Of course, you could also call the page "History of Ace Motors", which is how it would be done on Wikipedia (Wikipedia doesn’t use subpages in its main namespace, though it does use them in other namespaces, like “Wikipedia:” and “Template:”). So are subpages just another naming convention? To some extent, yes, although MediaWiki does offer one important feature that makes subpages feel more like they "belong" to their main page: if you turn on the use of subpages, any page with a slash in its name will include a small "breadcrumb" link at the top, pointing back to the "main" page, i.e., the section before the slash, provided that the main page exists. This small feature goes a long way toward making subpages feel legitimate.

Sub-subpages, and pages further down the hierarchy, are also possible, provided that each page further up in the hierarchy already exists. The "breadcrumb" link at the top will link to each sub-section of the page name in turn. So you could have a page like "Ace Motors/History/Europe/1900-1950", and, if subpages are enabled for the main namespace, the top of the page will look like:

[]

Enabling subpages

Subpages are enabled through the global variable $wgNamespacesWithSubpages, which by default is empty. If you want to have subpages, say, the main namespace and the template namespace, you could add the following to LocalSettings.php:

$wgNamespacesWithSubpages = array( NS_MAIN, NS_TEMPLATE );

Conversely, if you wanted every namespace to have subpages, you would be best off calling array_fill(), like the following:

$wgNamespacesWithSubpages = array_fill( 0, 200, true );

(In this case, 200 is an arbitrarily high number, with the assumption that there are no namespaces on this wiki with an ID greater than 200.)

Special pages

There are pages in MediaWiki that do not contain editable content, but rather interface elements, like lists and helper forms. These are called "special pages". They are contained in the namespace "Special:", and unlike other pages, they can’t be edited, they have no page history, and they don’t have an associated talk page.

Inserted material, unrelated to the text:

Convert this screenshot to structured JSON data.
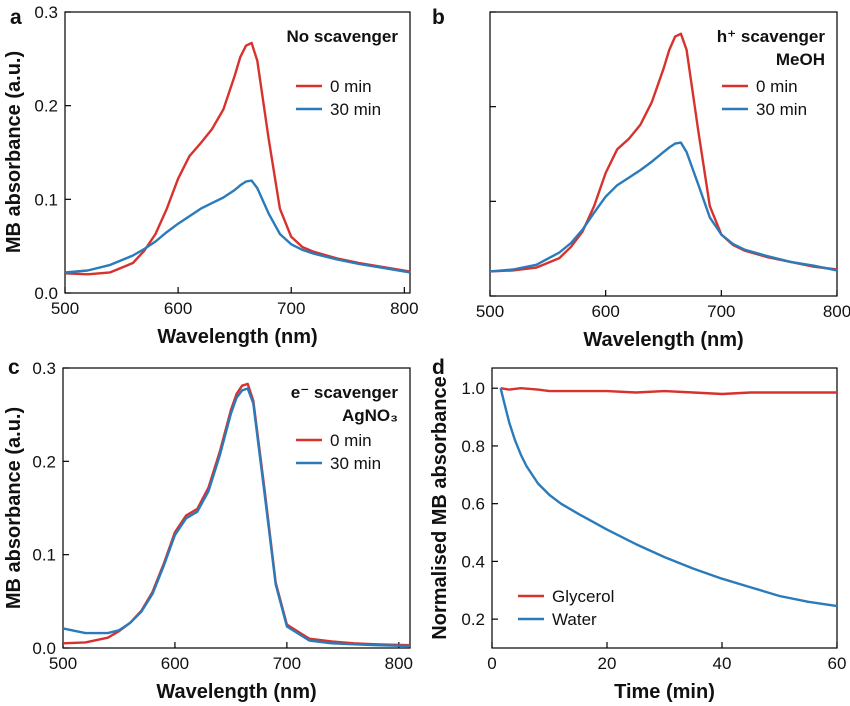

Instead, the content of these pages is defined by the PHP code. MediaWiki defines a wide variety of special pages, as do many MediaWiki extensions. Among the special pages defined in core MediaWiki are:

Special:RecentChanges ­ shows the list of recent edits in the wiki (see here)

Special:Contributions ­ shows the set of edits made by any one user (when the page is called in the form “Special:Contributions/username”)

Special:Watchlist ­ shows the most recent change to any page that the current user is “watching” (see here)

Special:Version ­ shows the current version of MediaWiki, as well as of any extensions that are installed

Special:SpecialPages ­ shows the set of all special pages on the wiki; this is a useful starting point (see also here for the Admin Links extension)

Special:AllPages ­ shows all non-special pages in the wiki, subdivided by namespace

Special:RandomPage ­ brings the user to a random page in the wiki.

There are many more special pages defined by both MediaWiki and its extensions, some of which are intended only for administrators. We’ll get to many of these over the course of the book, but the list above is a good one for starting out with MediaWiki.